While dismissed by critics as an industry that, with the ascendance of HMOs, is in decline, “The reports of the PPO’s demise are greatly exaggerated,” Williams insists.
With roots in the indemnity insurance industry, PPOs are managed care plans that allow enrollees access to a far wider range of physicians than most HMOs. Instead of being assigned a single primary care physician, a member can choose from any of what are usually hundreds of doctors that belong to participating networks.
The bad rap HMOs got in 1996 worked to the PPO industry’s advantage, according to John Schwerin, director of provider relations for No. 9 Blue Shield Preferred Plan.
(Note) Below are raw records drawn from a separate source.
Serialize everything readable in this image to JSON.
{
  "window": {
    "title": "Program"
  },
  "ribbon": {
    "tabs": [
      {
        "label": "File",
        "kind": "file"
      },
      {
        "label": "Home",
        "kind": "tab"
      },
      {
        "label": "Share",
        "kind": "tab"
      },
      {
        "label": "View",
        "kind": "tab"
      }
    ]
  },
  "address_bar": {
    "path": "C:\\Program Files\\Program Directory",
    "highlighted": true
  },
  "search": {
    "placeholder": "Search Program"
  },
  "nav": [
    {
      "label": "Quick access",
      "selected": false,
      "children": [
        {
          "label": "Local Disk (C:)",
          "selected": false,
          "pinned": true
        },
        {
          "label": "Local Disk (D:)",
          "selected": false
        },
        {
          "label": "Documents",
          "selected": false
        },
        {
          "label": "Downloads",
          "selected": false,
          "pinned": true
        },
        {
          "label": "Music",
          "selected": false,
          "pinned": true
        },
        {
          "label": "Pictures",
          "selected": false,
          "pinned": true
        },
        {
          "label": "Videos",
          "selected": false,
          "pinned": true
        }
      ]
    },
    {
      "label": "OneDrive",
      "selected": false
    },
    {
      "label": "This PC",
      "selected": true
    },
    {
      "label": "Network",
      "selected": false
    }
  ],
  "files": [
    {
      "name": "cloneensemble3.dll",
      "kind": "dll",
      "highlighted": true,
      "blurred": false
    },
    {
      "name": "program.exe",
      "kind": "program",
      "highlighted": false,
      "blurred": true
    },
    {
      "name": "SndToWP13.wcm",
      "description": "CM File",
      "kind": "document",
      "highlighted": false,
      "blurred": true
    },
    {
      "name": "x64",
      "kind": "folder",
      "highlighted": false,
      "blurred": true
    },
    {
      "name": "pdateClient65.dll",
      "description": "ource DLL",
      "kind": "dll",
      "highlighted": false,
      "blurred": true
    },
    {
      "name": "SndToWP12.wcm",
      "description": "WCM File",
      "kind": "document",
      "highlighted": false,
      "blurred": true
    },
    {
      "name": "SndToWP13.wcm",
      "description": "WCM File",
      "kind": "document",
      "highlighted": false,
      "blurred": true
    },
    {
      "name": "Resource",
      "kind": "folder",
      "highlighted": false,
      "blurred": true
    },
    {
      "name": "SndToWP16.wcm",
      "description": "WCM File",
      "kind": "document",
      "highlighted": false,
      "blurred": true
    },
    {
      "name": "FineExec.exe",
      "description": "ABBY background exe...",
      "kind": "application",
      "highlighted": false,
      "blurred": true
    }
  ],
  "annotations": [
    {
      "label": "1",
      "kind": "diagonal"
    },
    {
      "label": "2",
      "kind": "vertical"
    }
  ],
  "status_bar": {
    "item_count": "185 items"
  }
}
He said that the company’s plan might otherwise have had a larger net loss in membership last year.
Williams agrees. “There’s a lot more interest in PPOs” since the HMO public relations nightmare of 1996, he said. “As people are better able to understand the choice-price trade off that a PPO offers, they’re more willing to pay a little more for more choice.”
“In our case, our PPO products are growing substantially,” Williams said.